SPANG&LEI, Vitor Freire

The Wall of Us
The Wall of Us

The Wall of Us has an express purpose: to project spoken words onto a corporal body in real time. This installation capitalises on the sensitivity of speech-to-text digital recognition software through the process of transliteration.

When our thoughts transpose themselves from spoken words into a mediated form (digital text) which then can be disseminated beyond our body’s locality, words are no longer static. The Wall of Us highlights this paradigm shift in technology and aesthetics from the textual to the performative.

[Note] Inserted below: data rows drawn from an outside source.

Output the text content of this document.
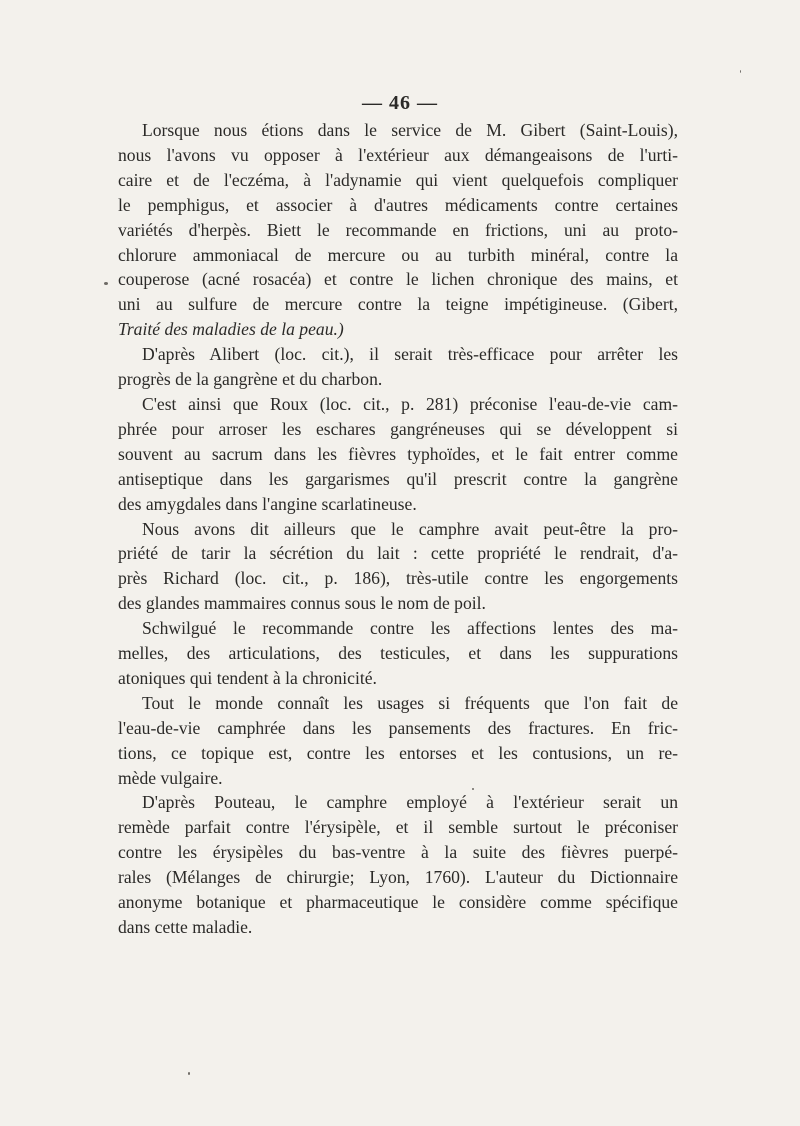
— 46 —

Lorsque nous étions dans le service de M. Gibert (Saint-Louis),
nous l'avons vu opposer à l'extérieur aux démangeaisons de l'urti-
caire et de l'eczéma, à l'adynamie qui vient quelquefois compliquer
le pemphigus, et associer à d'autres médicaments contre certaines
variétés d'herpès. Biett le recommande en frictions, uni au proto-
chlorure ammoniacal de mercure ou au turbith minéral, contre la
couperose (acné rosacéa) et contre le lichen chronique des mains, et
uni au sulfure de mercure contre la teigne impétigineuse. (Gibert,
Traité des maladies de la peau.)

D'après Alibert (loc. cit.), il serait très-efficace pour arrêter les
progrès de la gangrène et du charbon.

C'est ainsi que Roux (loc. cit., p. 281) préconise l'eau-de-vie cam-
phrée pour arroser les eschares gangréneuses qui se développent si
souvent au sacrum dans les fièvres typhoïdes, et le fait entrer comme
antiseptique dans les gargarismes qu'il prescrit contre la gangrène
des amygdales dans l'angine scarlatineuse.

Nous avons dit ailleurs que le camphre avait peut-être la pro-
priété de tarir la sécrétion du lait : cette propriété le rendrait, d'a-
près Richard (loc. cit., p. 186), très-utile contre les engorgements
des glandes mammaires connus sous le nom de poil.

Schwilgué le recommande contre les affections lentes des ma-
melles, des articulations, des testicules, et dans les suppurations
atoniques qui tendent à la chronicité.

Tout le monde connaît les usages si fréquents que l'on fait de
l'eau-de-vie camphrée dans les pansements des fractures. En fric-
tions, ce topique est, contre les entorses et les contusions, un re-
mède vulgaire.

D'après Pouteau, le camphre employé à l'extérieur serait un
remède parfait contre l'érysipèle, et il semble surtout le préconiser
contre les érysipèles du bas-ventre à la suite des fièvres puerpé-
rales (Mélanges de chirurgie; Lyon, 1760). L'auteur du Dictionnaire
anonyme botanique et pharmaceutique le considère comme spécifique
dans cette maladie.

Remembering and/or forgetting surround the praxis of embodied memory; and memory is attuned with temporality. The physicality and corporeal movements required by the participant in front of the mirror to ‘catch’ these projected words gives the conceptualization of remembering another dimension; that remembering words need not only be a mental activity but a physical activity as well. In other words, to have a conversation, to engage in a dialogue not only requires aural attention but is an action. This performative memory becomes an embodied memory.

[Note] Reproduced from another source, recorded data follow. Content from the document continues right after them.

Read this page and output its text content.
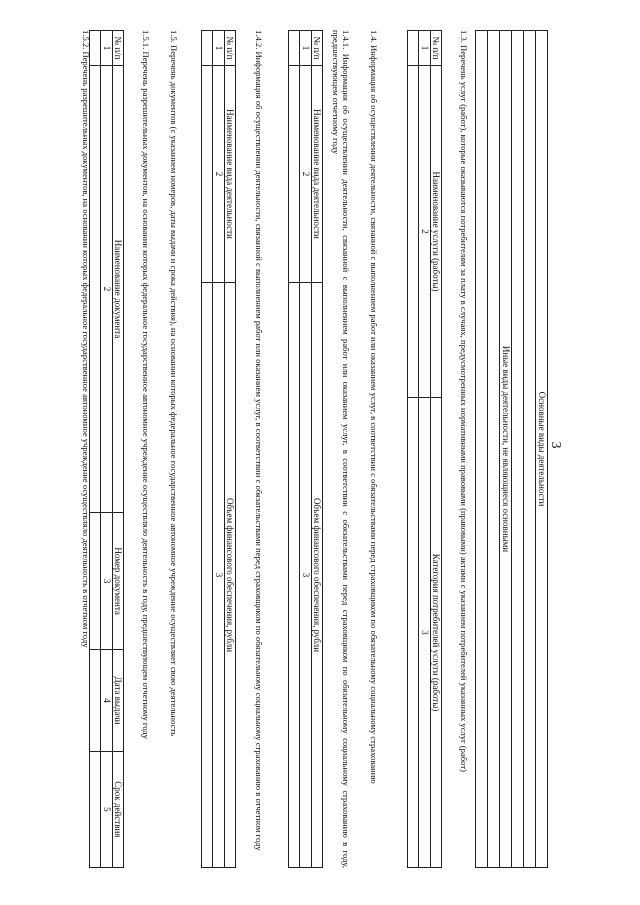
3
Основные виды деятельности

Иные виды деятельности, не являющиеся основными

1.3. Перечень услуг (работ), которые оказываются потребителям за плату в случаях, предусмотренных нормативными правовыми (правовыми) актами с указанием потребителей указанных услуг (работ)
№ п/п	Наименование услуги (работы)	Категория потребителей услуги (работы)
1	2	3

1.4. Информация об осуществлении деятельности, связанной с выполнением работ или оказанием услуг, в соответствии с обязательствами перед страховщиком по обязательному социальному страхованию
1.4.1. Информация об осуществлении деятельности, связанной с выполнением работ или оказанием услуг, в соответствии с обязательствами перед страховщиком по обязательному социальному страхованию в году, предшествующем отчетному году
№ п/п	Наименование вида деятельности	Объем финансового обеспечения, рубли
1	2	3

1.4.2. Информация об осуществлении деятельности, связанной с выполнением работ или оказанием услуг, в соответствии с обязательствами перед страховщиком по обязательному социальному страхованию в отчетном году
№ п/п	Наименование вида деятельности	Объем финансового обеспечения, рубли
1	2	3

1.5. Перечень документов (с указанием номеров, даты выдачи и срока действия), на основании которых федеральное государственное автономное учреждение осуществляет свою деятельность
1.5.1. Перечень разрешительных документов, на основании которых федеральное государственное автономное учреждение осуществляло деятельность в году, предшествующем отчетному году
№ п/п	Наименование документа	Номер документа	Дата выдачи	Срок действия
1	2	3	4	5

1.5.2. Перечень разрешительных документов, на основании которых федеральное государственное автономное учреждение осуществляло деятельность в отчетном году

Can we embrace and struggle with the accuracy or imperfections of current speech-to-text recognition technology and question what is lost and gained through this fundamentally human exchange in linguistics? The Wall of Us coaxes the individual to contemplate beyond the many mis-translations and mis-readings that might accompany current digital technology during an aesthetic encounter. Hence, a mis-take (in this case) could be viewed as an opportunity, a genuine entry-point for sincere human-to-human interaction amidst a digital environment.

http://www.spangandlei.com/

http://vimeo.com/98897680

SPANG&LEI is Serena Pang and Wen Lei.

Serena Pang is currently a performance studies researcher. A theatre actor by training and profession, Serena is making her forays into performance research. She was recent awarded the “2014 Performance Studies Emerging Scholar Award” by NYU’s Department of Performance Studies. Serena endeavors to be a perceptive performer-archivist and hopes to use performance as a sustainable archival methodology.

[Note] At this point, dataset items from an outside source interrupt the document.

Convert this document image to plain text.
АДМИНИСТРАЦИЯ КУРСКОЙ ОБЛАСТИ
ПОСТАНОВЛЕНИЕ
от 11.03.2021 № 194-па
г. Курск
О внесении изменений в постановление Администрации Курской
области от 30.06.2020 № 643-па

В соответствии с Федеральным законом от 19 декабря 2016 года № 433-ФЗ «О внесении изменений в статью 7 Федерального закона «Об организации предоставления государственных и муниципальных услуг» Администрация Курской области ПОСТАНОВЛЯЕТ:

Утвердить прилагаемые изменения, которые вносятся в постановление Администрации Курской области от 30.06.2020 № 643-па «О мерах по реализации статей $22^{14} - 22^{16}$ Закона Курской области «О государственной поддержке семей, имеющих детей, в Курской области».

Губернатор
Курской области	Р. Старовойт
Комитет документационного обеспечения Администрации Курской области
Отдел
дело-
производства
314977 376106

Wen Lei is an artist and a recent graduate of NYU’s Interactive Telecommunication Program (ITP). Wen Lei hopes to initiate a dialogue between the state of Singapore’s digital-art technology and Singapore’s level of participatory politics. SPANG&LEI explores interdisciplinary collaboration as a precarious yet sustainable methodology; with “analogue”/traditional modes of performance making such as corporeal embodiment, puppetry and performance-art coexisting and thriving in tandem with technology and experiential design.

Vitor Freire is a Brazilian storyteller based in New York. His works blends interactive and social experiences, creating story universes and platforms to connect people through ideas and emotions. He is a graduate student (2014) from the Interactive Telecommunications Program (ITP) at NYU.